Les États-Unis et la Grande-Bretagne tentent de corriger leur politique à l’égard de l’Irak et du « Grand Proche-Orient » dans son ensemble. Cependant, ils ne sont pas les seuls à apporter des corrections, les pays de la région le font aussi. Après un quart de siècle de mésentente, Damas et Bagdad ont rétabli leurs relations diplomatiques.
Que se passe-t-il et dans quelle mesure ces processus sont-ils corrélés ?

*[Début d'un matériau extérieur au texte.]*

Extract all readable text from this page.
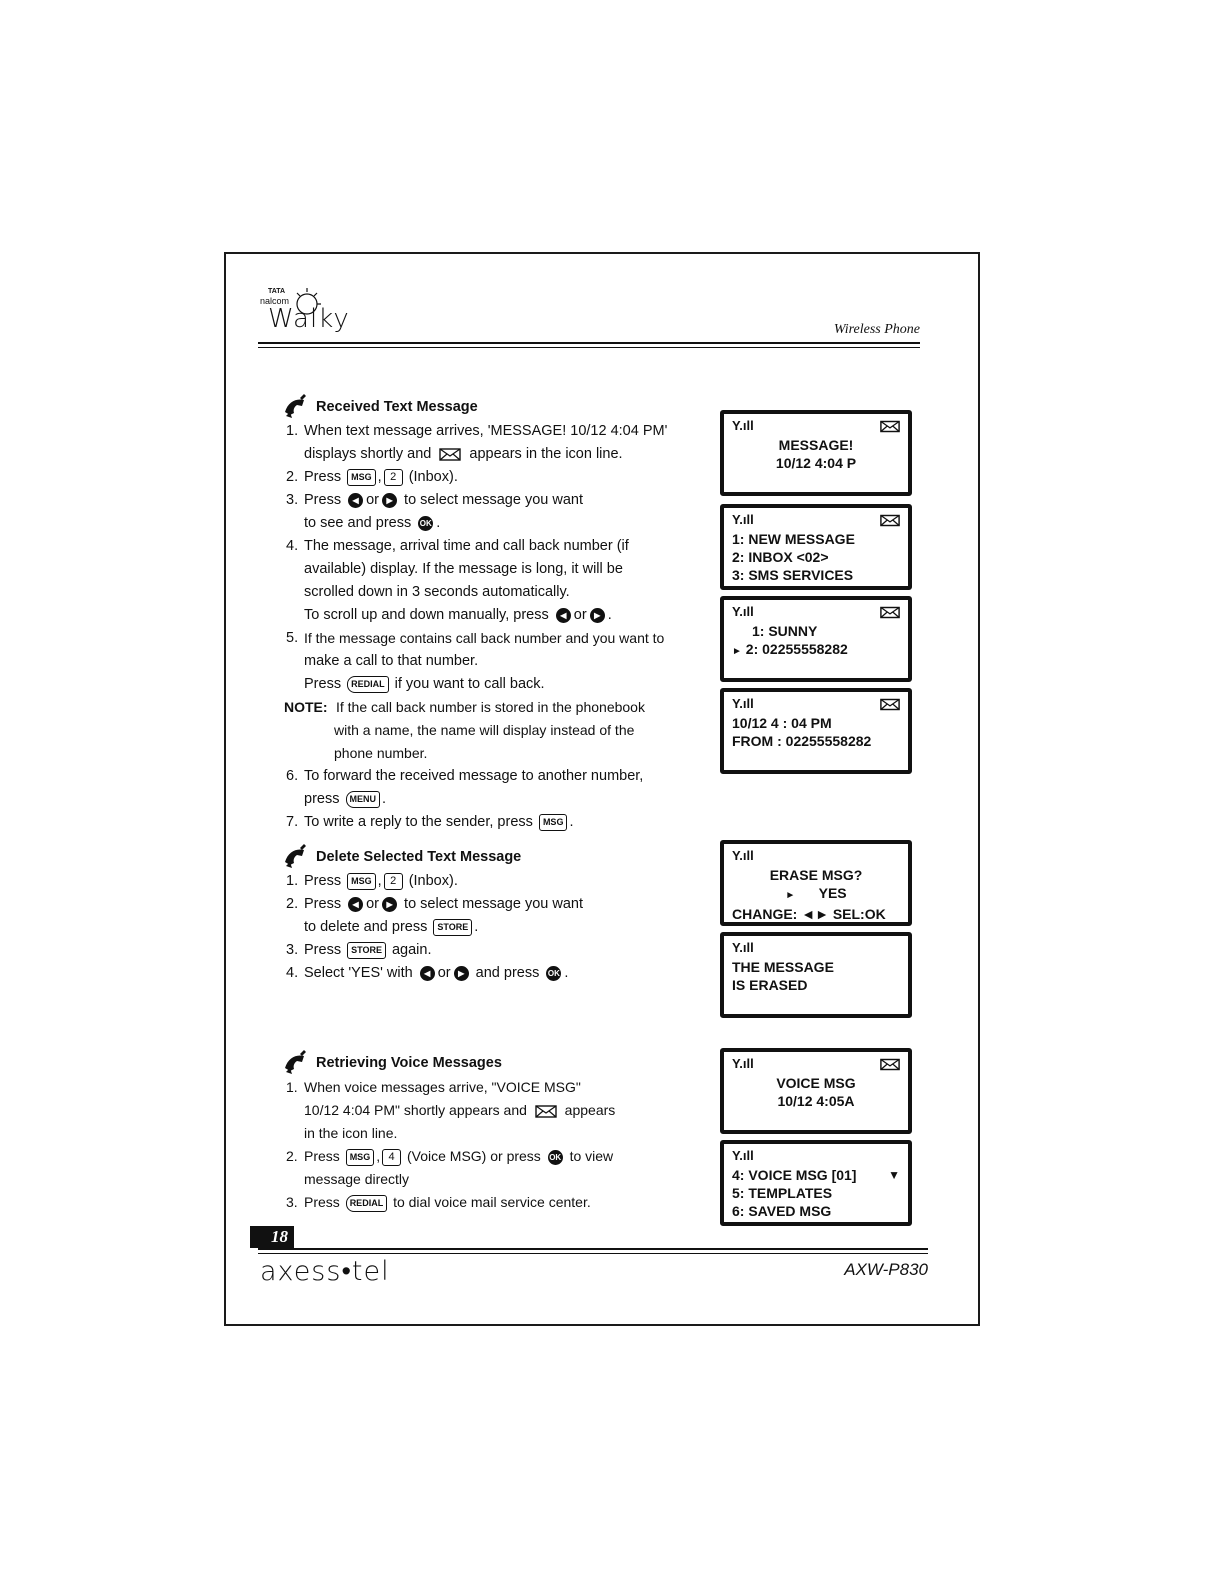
TATA
nalcom
Walky	Wireless Phone
Received Text Message
1. When text message arrives, 'MESSAGE! 10/12 4:04 PM'
displays shortly and	appears in the icon line.
2. Press MSG , 2 (Inbox).
3. Press ◀ or ▶ to select message you want
to see and press OK .
4. The message, arrival time and call back number (if
available) display. If the message is long, it will be
scrolled down in 3 seconds automatically.
To scroll up and down manually, press ◀ or ▶ .
5. If the message contains call back number and you want to
make a call to that number.
Press REDIAL if you want to call back.
NOTE: If the call back number is stored in the phonebook
with a name, the name will display instead of the
phone number.
6. To forward the received message to another number,
press MENU .
7. To write a reply to the sender, press MSG .
Delete Selected Text Message
1. Press MSG , 2 (Inbox).
2. Press ◀ or ▶ to select message you want
to delete and press STORE .
3. Press STORE again.
4. Select 'YES' with ◀ or ▶ and press OK .
Retrieving Voice Messages
1. When voice messages arrive, "VOICE MSG"
10/12 4:04 PM" shortly appears and	appears
in the icon line.
2. Press MSG , 4 (Voice MSG) or press OK to view
message directly
3. Press REDIAL to dial voice mail service center.
Y.ıll
MESSAGE!
10/12 4:04 P
Y.ıll
1: NEW MESSAGE
2: INBOX <02>
3: SMS SERVICES
Y.ıll
1: SUNNY
► 2: 02255558282
Y.ıll
10/12 4 : 04 PM
FROM : 02255558282
Y.ıll
ERASE MSG?
► YES
CHANGE: ◄► SEL:OK
Y.ıll
THE MESSAGE
IS ERASED
Y.ıll
VOICE MSG
10/12 4:05A
Y.ıll
4: VOICE MSG [01]	▼
5: TEMPLATES
6: SAVED MSG
18
axess•tel	AXW-P830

Rappelons qu’au mois de novembre le Premier ministre britannique, Tony Blair, a déclaré à plusieurs reprises qu’il serait bien que la Syrie et l’Iran s’impliquent dans le règlement des problèmes régionaux (irakien et palestinien). Une idée similaire a été émise par l’ancien secrétaire d’État états-unien, Henry Kissinger, pour lequel la normalisation de la situation en Irak pourrait être acquise par des efforts diplomatiques de la communauté internationale, notamment de l’Iran et de la Syrie, voisins immédiats de l’Irak. Il a notamment suggéré la convocation d’une conférence internationale avec la participation des membres permanents du Conseil de sécurité de l’ONU, des voisins de l’Irak et de puissances régionales comme l’Inde et le Pakistan, pour parvenir à des avancées dans la région proche-orientale.

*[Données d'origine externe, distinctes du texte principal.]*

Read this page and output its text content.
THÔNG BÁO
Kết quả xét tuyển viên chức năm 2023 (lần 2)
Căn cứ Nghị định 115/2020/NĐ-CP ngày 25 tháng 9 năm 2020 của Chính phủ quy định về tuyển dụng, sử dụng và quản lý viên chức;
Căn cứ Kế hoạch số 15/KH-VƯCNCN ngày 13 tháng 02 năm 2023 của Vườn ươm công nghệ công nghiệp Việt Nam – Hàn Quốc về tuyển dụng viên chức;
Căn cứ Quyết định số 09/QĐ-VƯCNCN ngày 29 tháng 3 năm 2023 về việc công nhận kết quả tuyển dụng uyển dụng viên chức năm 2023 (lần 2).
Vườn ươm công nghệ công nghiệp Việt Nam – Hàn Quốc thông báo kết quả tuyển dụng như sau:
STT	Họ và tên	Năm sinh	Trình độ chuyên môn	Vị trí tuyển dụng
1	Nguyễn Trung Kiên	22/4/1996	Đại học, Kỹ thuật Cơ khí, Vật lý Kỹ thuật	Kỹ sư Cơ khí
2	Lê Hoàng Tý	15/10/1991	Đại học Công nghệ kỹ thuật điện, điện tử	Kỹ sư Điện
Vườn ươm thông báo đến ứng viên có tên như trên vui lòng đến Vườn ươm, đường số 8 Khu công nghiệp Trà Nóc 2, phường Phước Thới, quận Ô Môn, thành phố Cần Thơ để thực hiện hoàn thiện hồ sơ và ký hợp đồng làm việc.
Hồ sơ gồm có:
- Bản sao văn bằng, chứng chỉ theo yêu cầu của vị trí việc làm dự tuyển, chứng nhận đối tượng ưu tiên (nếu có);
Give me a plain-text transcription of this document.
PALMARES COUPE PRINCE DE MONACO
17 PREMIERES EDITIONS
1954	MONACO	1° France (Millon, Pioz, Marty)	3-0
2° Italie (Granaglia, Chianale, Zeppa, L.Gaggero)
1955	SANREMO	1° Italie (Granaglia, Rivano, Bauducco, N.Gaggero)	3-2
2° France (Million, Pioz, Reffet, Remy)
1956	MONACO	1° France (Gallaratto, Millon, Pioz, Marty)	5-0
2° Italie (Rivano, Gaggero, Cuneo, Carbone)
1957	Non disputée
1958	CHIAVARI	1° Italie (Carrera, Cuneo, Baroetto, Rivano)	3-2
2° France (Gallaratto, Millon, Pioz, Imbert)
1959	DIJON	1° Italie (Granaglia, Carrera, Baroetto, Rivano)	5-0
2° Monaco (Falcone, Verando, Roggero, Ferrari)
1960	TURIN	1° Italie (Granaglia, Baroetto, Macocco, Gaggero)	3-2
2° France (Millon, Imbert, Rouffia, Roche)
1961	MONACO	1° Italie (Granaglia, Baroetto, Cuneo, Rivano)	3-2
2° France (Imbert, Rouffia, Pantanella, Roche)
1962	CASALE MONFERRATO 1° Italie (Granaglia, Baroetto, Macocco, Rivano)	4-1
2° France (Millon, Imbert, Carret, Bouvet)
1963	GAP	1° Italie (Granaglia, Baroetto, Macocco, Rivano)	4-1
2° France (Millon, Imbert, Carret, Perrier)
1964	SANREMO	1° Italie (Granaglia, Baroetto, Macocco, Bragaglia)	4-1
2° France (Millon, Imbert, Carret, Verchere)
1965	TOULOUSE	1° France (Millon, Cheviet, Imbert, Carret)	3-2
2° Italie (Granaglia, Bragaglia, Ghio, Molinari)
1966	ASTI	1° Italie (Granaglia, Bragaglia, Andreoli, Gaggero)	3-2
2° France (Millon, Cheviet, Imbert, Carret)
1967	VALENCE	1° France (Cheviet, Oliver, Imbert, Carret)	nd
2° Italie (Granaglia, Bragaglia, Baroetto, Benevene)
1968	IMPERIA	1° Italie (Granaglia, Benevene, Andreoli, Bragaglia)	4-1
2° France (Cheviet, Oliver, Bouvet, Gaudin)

Disons-le carrément, cette idée n’a rien de nouveau. Pratiquement dès le lendemain du renversement du régime de Saddam Hussein la Russie avait proposé de faire participer les voisins de l’Irak au dialogue sur la situation dans ce pays. Cependant, cette idée ne devait être partiellement réalisée qu’en novembre 2004, avec une première rencontre des pays limitrophes, dans le cadre de la Conférence internationale sur l’Irak tenue à Charm el-Cheikh.
Comme nous pouvons le constater aujourd’hui, les tentatives entreprises collectivement pour stabiliser la situation en Irak n’ont pas donné l’effet escompté. Pourquoi ? Essentiellement parce que les politiques irakiens sont plus ou moins dépendants de Washington et aussi de forces officielles ou officieuses opérant dans les pays voisins de l’Irak.

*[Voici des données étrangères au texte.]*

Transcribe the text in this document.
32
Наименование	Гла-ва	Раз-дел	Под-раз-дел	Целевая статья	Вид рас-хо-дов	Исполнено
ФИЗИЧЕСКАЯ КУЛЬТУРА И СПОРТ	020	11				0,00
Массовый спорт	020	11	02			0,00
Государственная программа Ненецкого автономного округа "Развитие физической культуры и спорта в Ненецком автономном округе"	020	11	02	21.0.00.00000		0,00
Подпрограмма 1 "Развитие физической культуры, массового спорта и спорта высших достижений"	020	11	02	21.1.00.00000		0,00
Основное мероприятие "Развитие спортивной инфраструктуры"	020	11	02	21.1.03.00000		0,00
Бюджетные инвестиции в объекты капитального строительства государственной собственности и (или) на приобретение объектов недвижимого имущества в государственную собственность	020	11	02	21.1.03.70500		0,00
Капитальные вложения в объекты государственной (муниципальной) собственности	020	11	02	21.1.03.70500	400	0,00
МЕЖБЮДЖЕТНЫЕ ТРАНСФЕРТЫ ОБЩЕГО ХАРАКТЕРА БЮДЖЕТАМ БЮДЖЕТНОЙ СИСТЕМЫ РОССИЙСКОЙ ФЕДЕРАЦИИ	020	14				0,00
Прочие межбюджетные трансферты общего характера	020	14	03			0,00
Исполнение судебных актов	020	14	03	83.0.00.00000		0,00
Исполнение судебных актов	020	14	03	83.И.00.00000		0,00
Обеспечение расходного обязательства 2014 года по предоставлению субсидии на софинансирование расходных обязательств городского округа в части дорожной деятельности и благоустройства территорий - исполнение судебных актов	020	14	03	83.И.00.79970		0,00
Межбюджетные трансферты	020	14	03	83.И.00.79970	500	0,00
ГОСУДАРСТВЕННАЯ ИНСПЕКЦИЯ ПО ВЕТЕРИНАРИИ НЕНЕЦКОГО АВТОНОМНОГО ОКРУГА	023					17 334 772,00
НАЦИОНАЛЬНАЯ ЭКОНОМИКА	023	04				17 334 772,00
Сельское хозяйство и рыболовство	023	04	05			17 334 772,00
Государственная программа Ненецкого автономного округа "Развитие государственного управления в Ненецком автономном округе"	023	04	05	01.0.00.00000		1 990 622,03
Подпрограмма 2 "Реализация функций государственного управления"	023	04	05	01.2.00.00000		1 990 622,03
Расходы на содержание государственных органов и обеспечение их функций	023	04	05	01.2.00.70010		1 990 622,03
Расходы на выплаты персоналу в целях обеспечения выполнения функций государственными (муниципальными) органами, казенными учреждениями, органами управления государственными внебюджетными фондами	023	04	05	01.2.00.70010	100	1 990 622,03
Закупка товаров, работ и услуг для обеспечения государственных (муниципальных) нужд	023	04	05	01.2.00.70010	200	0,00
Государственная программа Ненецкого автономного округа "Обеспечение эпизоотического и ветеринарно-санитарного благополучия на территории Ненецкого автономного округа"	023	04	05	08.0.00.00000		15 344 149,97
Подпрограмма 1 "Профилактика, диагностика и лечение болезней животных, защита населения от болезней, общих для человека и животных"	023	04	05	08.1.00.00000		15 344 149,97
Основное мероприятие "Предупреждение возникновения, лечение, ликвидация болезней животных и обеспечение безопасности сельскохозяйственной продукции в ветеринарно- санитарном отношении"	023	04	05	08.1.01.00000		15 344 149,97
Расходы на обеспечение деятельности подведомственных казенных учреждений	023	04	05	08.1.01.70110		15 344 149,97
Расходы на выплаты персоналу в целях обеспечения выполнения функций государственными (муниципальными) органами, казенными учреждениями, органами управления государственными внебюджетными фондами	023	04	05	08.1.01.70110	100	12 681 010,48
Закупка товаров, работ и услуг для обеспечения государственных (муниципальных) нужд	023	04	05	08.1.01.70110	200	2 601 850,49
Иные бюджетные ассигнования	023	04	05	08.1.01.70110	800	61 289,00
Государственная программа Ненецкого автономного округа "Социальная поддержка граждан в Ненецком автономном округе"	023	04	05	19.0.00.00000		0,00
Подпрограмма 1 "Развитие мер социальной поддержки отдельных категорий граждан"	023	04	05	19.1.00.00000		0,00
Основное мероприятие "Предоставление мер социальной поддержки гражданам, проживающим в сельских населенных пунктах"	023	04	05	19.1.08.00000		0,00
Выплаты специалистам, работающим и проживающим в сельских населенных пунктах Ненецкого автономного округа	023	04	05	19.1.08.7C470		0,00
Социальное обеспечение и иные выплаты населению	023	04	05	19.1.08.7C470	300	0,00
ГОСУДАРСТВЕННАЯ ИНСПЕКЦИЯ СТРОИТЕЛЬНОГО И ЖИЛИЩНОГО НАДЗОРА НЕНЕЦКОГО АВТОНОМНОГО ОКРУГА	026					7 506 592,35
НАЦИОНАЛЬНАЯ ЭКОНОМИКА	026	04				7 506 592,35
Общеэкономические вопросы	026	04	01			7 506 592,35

L’Iran et l’Arabie saoudite sont concurrents en Irak et dans l’ensemble du Proche-Orient. D’un autre côté, la tension dans les rapports de Damas et de Téhéran avec l’Occident n’est un secret pour personne. D’une manière générale, chacun mène son jeu dans la région. D’autre part, le fait qu’il n’est dans les intentions de personne de faciliter la vie de Washington au Proche-Orient se reflète aussi, tout naturellement, sur la situation en Irak.
De leur côté, les États-Unis n’étaient pas eux non plus pressés d’initier une coopération constructive avec la Syrie et l’Iran à propos de l’Irak, quoique cette idée soit constamment dans l’air et que des tentatives pour engager le dialogue aient été annoncées ça et là. Mais maintenant les plus hautes instances à Washington et à Londres envisagent la coordination éventuelle de leur politique avec celles de Damas et de Téhéran, en tout cas en ce qui concerne l’Irak.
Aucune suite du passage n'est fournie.